Further, Shanty Creek acknowledged that it was familiar with the FIS rules including the rule
applicable here.1 Accordingly, it is Shanty Creek that was in the best position to warn the
ultimate user of the dangers associated with solidly affixing a banner between the two poles of
the slalom gate, or to avoid those dangers by affixing the banner properly.2 See Antcliff v State
Employees Credit Union, 414 Mich 624, 639; 327 NW2d 814 (1982) (concluding that the two
plaintiffs who were injured when the scaffolding on which they worked collapsed were charged
“with full appreciation of the danger of inadequately supporting the scaffold” given “their
knowledge and experience as riggers”).
We affirm.
/s/ Richard A. Bandstra
/s/ Bill Schuette
1
We do not find dispositive the fact that the FIS rule in issue was not directly applicable to the
Schuss Mountain event.
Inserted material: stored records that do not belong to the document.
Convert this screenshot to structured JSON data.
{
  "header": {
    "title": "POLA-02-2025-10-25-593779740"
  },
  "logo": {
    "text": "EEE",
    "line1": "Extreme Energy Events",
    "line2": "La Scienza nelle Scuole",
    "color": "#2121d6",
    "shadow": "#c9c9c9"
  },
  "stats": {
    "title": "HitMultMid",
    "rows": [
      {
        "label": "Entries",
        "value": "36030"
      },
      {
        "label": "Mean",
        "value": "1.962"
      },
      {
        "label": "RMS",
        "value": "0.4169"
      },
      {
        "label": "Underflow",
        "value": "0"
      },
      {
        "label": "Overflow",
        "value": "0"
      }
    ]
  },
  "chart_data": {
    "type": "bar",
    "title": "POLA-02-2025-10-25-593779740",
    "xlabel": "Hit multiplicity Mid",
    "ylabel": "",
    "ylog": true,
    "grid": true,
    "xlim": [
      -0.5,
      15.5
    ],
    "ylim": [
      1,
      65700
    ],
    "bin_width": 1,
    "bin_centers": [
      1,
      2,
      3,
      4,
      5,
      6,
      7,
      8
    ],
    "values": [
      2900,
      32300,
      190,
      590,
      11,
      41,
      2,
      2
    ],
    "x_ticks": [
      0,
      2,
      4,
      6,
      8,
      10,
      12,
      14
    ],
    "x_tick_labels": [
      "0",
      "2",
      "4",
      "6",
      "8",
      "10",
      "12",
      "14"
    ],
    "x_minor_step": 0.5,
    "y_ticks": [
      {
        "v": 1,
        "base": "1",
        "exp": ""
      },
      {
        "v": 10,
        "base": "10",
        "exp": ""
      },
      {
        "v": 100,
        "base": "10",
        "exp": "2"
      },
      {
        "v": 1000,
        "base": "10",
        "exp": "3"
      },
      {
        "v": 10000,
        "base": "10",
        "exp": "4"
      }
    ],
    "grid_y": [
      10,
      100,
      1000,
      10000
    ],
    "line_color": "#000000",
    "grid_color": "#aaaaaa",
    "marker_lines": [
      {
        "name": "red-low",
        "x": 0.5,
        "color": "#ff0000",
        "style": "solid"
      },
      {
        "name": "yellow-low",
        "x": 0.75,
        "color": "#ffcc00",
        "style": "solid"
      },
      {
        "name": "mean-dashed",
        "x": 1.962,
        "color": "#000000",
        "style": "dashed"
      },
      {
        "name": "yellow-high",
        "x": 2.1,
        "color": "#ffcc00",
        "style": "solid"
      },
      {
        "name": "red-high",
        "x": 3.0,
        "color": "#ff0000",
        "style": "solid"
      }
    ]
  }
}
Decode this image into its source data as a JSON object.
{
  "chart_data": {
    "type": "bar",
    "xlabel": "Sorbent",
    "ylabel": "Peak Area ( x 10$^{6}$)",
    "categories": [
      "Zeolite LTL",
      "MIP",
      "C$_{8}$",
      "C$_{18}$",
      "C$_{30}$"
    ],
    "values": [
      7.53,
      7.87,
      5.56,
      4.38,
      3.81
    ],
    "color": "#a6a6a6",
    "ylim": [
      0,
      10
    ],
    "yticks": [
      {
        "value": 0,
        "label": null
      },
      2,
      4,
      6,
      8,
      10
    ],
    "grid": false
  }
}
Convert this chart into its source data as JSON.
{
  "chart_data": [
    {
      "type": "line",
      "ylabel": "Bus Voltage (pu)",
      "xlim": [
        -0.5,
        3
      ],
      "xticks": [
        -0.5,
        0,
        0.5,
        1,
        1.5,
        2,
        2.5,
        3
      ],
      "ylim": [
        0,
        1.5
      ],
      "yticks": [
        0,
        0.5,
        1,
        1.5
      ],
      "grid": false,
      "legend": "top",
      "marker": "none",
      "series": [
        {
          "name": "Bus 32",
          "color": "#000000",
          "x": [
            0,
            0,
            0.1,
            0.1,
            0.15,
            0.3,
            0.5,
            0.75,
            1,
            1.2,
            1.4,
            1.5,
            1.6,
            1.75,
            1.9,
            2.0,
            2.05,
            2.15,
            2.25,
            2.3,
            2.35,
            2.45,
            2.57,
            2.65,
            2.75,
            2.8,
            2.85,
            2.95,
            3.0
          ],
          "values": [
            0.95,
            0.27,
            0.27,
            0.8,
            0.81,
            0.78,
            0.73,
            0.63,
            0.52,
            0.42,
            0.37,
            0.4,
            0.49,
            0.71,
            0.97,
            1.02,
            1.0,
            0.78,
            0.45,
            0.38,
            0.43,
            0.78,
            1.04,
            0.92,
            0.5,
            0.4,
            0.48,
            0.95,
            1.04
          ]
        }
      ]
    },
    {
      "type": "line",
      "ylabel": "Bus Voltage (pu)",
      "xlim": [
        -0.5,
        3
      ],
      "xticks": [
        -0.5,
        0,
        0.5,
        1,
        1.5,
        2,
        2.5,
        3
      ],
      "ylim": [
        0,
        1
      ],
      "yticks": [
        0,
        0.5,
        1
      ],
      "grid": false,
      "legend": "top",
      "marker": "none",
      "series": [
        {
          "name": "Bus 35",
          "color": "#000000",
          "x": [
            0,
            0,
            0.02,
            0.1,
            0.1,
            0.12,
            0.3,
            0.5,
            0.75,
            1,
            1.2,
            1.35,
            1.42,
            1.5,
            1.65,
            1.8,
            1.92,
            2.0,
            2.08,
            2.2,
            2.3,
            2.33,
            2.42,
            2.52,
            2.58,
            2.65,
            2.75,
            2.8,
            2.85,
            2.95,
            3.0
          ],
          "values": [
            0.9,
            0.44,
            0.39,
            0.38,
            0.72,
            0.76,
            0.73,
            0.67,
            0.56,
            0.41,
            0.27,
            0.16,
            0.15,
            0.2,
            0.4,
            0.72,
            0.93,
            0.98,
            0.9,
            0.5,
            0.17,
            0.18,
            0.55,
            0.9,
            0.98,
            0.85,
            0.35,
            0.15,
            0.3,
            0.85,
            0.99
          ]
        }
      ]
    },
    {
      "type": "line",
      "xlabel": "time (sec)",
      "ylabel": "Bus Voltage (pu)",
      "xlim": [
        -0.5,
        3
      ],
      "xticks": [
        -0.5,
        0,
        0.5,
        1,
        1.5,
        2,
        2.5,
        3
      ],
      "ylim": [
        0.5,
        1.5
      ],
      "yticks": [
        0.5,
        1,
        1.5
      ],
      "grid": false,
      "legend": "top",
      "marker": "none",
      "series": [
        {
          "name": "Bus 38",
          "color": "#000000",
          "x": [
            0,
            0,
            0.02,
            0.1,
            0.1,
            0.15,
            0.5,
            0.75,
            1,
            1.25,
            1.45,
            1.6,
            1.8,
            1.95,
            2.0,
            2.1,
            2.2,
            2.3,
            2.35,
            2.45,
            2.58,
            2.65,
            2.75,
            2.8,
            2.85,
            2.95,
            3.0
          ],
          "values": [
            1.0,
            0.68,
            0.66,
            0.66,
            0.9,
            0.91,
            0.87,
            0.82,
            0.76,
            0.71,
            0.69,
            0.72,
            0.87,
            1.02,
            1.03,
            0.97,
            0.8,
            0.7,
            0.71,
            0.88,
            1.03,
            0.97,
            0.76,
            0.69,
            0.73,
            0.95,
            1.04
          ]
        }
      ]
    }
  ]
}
Regardless of whether the terrain was large enough and steep enough to
set up a giant slalom or Super-G race, the warning regarding the construction of the gates was
still applicable. The danger associated with this construction would be present whenever such a
gate was constructed for use in a downhill skiing event.
2
Whether the ultimate user is identified as the actor setting up the course or plaintiff, the
strictures of the sophisticated user doctrine still mediate in Reliable’s favor.